With the growing number of users along with ever-increasing demand for higher data rates and better quality of service in modern wireless networks, interference has become the major barrier against efficient utilization of limited resources. On the other hand, opportunities for cooperation among radios also increase with the growing number of users, which potentially lead to better interference management. In traditional wireless system design, however, such opportunities are usually neglected and only basic interference management schemes are employed, mainly due to lack of fundamental understanding of interference and cooperation.
In this dissertation, we study the fundamental aspects of cooperative interference management through the lens of network information theory. In the first and the second part, we characterize both qualitatively and quantitatively how limited cooperation between transmitting or receiving terminals helps mitigate interference in a canonical two-transmitter-two-receiver wireless system. We identify two regions regarding the gain from limited cooperation: linear and saturation regions. In the linear region cooperation is efficient and provides a degrees-of-freedom gain, which is either one cooperation bit buys one bit over the air or two cooperation bits buy one bit over the air until saturation. In the saturation region cooperation is inefficient and only provides a bounded power gain. The conclusions are drawn from the approximate characterization of the capacity regions.

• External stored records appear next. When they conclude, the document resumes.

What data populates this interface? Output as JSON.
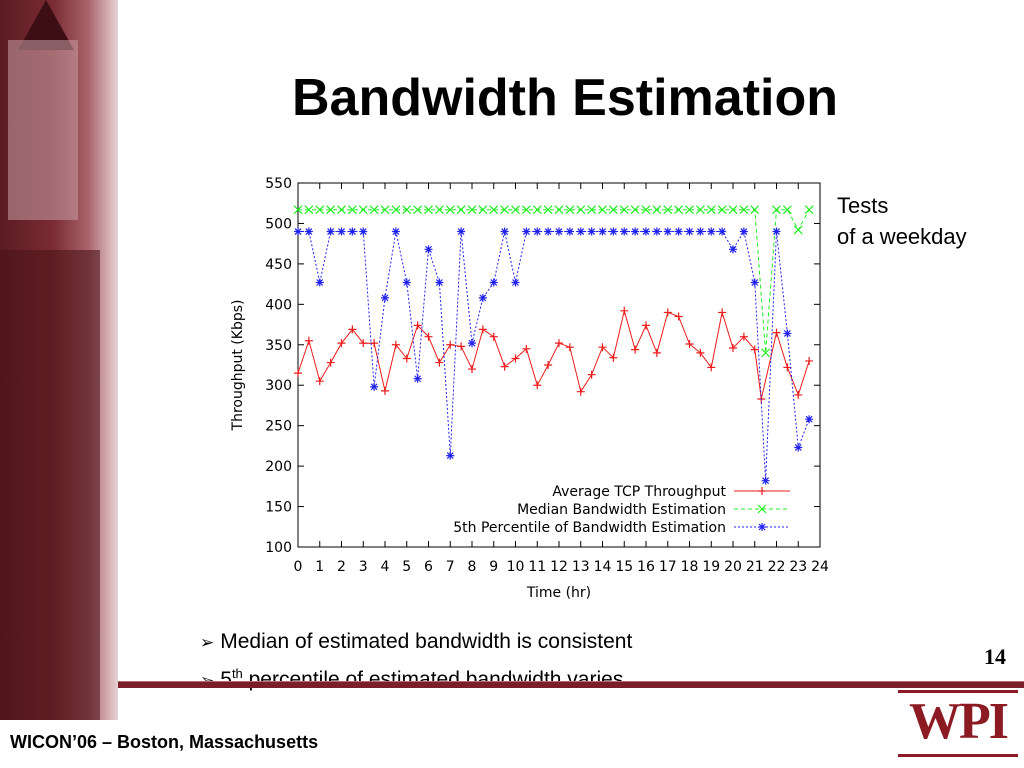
{
  "slide": {
    "title": "Bandwidth Estimation",
    "side_note": [
      "Tests",
      "of a weekday"
    ],
    "bullets": [
      {
        "text": "Median of estimated bandwidth is consistent"
      },
      {
        "prefix": "5",
        "sup": "th",
        "text": " percentile of estimated bandwidth varies."
      }
    ],
    "page_number": "14",
    "footer": "WICON’06 – Boston, Massachusetts",
    "logo_text": "WPI",
    "colors": {
      "accent": "#7a1f27",
      "logo": "#8b1a22"
    }
  },
  "chart_data": {
    "type": "line",
    "xlabel": "Time (hr)",
    "ylabel": "Throughput (Kbps)",
    "xlim": [
      0,
      24
    ],
    "ylim": [
      100,
      550
    ],
    "xticks": [
      0,
      1,
      2,
      3,
      4,
      5,
      6,
      7,
      8,
      9,
      10,
      11,
      12,
      13,
      14,
      15,
      16,
      17,
      18,
      19,
      20,
      21,
      22,
      23,
      24
    ],
    "yticks": [
      100,
      150,
      200,
      250,
      300,
      350,
      400,
      450,
      500,
      550
    ],
    "grid": false,
    "legend_position": "bottom-right",
    "series": [
      {
        "name": "Average TCP Throughput",
        "color": "#ee1c1c",
        "marker": "plus",
        "points": [
          [
            0,
            315
          ],
          [
            0.5,
            355
          ],
          [
            1,
            305
          ],
          [
            1.5,
            328
          ],
          [
            2,
            352
          ],
          [
            2.5,
            369
          ],
          [
            3,
            352
          ],
          [
            3.5,
            352
          ],
          [
            4,
            293
          ],
          [
            4.5,
            350
          ],
          [
            5,
            333
          ],
          [
            5.5,
            374
          ],
          [
            6,
            360
          ],
          [
            6.5,
            328
          ],
          [
            7,
            350
          ],
          [
            7.5,
            348
          ],
          [
            8,
            320
          ],
          [
            8.5,
            369
          ],
          [
            9,
            360
          ],
          [
            9.5,
            323
          ],
          [
            10,
            333
          ],
          [
            10.5,
            345
          ],
          [
            11,
            300
          ],
          [
            11.5,
            325
          ],
          [
            12,
            352
          ],
          [
            12.5,
            347
          ],
          [
            13,
            292
          ],
          [
            13.5,
            313
          ],
          [
            14,
            347
          ],
          [
            14.5,
            334
          ],
          [
            15,
            392
          ],
          [
            15.5,
            344
          ],
          [
            16,
            374
          ],
          [
            16.5,
            340
          ],
          [
            17,
            390
          ],
          [
            17.5,
            385
          ],
          [
            18,
            351
          ],
          [
            18.5,
            340
          ],
          [
            19,
            322
          ],
          [
            19.5,
            390
          ],
          [
            20,
            346
          ],
          [
            20.5,
            360
          ],
          [
            21,
            344
          ],
          [
            21.3,
            283
          ],
          [
            22,
            365
          ],
          [
            22.5,
            322
          ],
          [
            23,
            288
          ],
          [
            23.5,
            330
          ]
        ]
      },
      {
        "name": "Median Bandwidth Estimation",
        "color": "#22ee22",
        "marker": "x",
        "points": [
          [
            0,
            517
          ],
          [
            0.5,
            517
          ],
          [
            1,
            517
          ],
          [
            1.5,
            517
          ],
          [
            2,
            517
          ],
          [
            2.5,
            517
          ],
          [
            3,
            517
          ],
          [
            3.5,
            517
          ],
          [
            4,
            517
          ],
          [
            4.5,
            517
          ],
          [
            5,
            517
          ],
          [
            5.5,
            517
          ],
          [
            6,
            517
          ],
          [
            6.5,
            517
          ],
          [
            7,
            517
          ],
          [
            7.5,
            517
          ],
          [
            8,
            517
          ],
          [
            8.5,
            517
          ],
          [
            9,
            517
          ],
          [
            9.5,
            517
          ],
          [
            10,
            517
          ],
          [
            10.5,
            517
          ],
          [
            11,
            517
          ],
          [
            11.5,
            517
          ],
          [
            12,
            517
          ],
          [
            12.5,
            517
          ],
          [
            13,
            517
          ],
          [
            13.5,
            517
          ],
          [
            14,
            517
          ],
          [
            14.5,
            517
          ],
          [
            15,
            517
          ],
          [
            15.5,
            517
          ],
          [
            16,
            517
          ],
          [
            16.5,
            517
          ],
          [
            17,
            517
          ],
          [
            17.5,
            517
          ],
          [
            18,
            517
          ],
          [
            18.5,
            517
          ],
          [
            19,
            517
          ],
          [
            19.5,
            517
          ],
          [
            20,
            517
          ],
          [
            20.5,
            517
          ],
          [
            21,
            517
          ],
          [
            21.5,
            340
          ],
          [
            22,
            517
          ],
          [
            22.5,
            517
          ],
          [
            23,
            492
          ],
          [
            23.5,
            517
          ]
        ]
      },
      {
        "name": "5th Percentile of Bandwidth Estimation",
        "color": "#2222ee",
        "marker": "star",
        "points": [
          [
            0,
            490
          ],
          [
            0.5,
            490
          ],
          [
            1,
            427
          ],
          [
            1.5,
            490
          ],
          [
            2,
            490
          ],
          [
            2.5,
            490
          ],
          [
            3,
            490
          ],
          [
            3.5,
            298
          ],
          [
            4,
            408
          ],
          [
            4.5,
            490
          ],
          [
            5,
            427
          ],
          [
            5.5,
            308
          ],
          [
            6,
            468
          ],
          [
            6.5,
            427
          ],
          [
            7,
            213
          ],
          [
            7.5,
            490
          ],
          [
            8,
            352
          ],
          [
            8.5,
            408
          ],
          [
            9,
            427
          ],
          [
            9.5,
            490
          ],
          [
            10,
            427
          ],
          [
            10.5,
            490
          ],
          [
            11,
            490
          ],
          [
            11.5,
            490
          ],
          [
            12,
            490
          ],
          [
            12.5,
            490
          ],
          [
            13,
            490
          ],
          [
            13.5,
            490
          ],
          [
            14,
            490
          ],
          [
            14.5,
            490
          ],
          [
            15,
            490
          ],
          [
            15.5,
            490
          ],
          [
            16,
            490
          ],
          [
            16.5,
            490
          ],
          [
            17,
            490
          ],
          [
            17.5,
            490
          ],
          [
            18,
            490
          ],
          [
            18.5,
            490
          ],
          [
            19,
            490
          ],
          [
            19.5,
            490
          ],
          [
            20,
            468
          ],
          [
            20.5,
            490
          ],
          [
            21,
            427
          ],
          [
            21.5,
            182
          ],
          [
            22,
            490
          ],
          [
            22.5,
            364
          ],
          [
            23,
            223
          ],
          [
            23.5,
            258
          ]
        ]
      }
    ]
  }
}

In the third part, we investigate how intermediate relay nodes help resolve interference in delivering information from two sources to their respective destinations in multi-hop wireless networks. We focus on a linear deterministic approximate model for wireless networks, and when the minimum cut value between each source-destination pair is constrained to be 1, we completely characterize the capacity region. One of the interesting findings is that, at most four nodes need to take special coding operations so that interference can be canceled over-the-air or within-a-node, while other nodes can take oblivious operations. We also develop a systematic approach to identify these special nodes.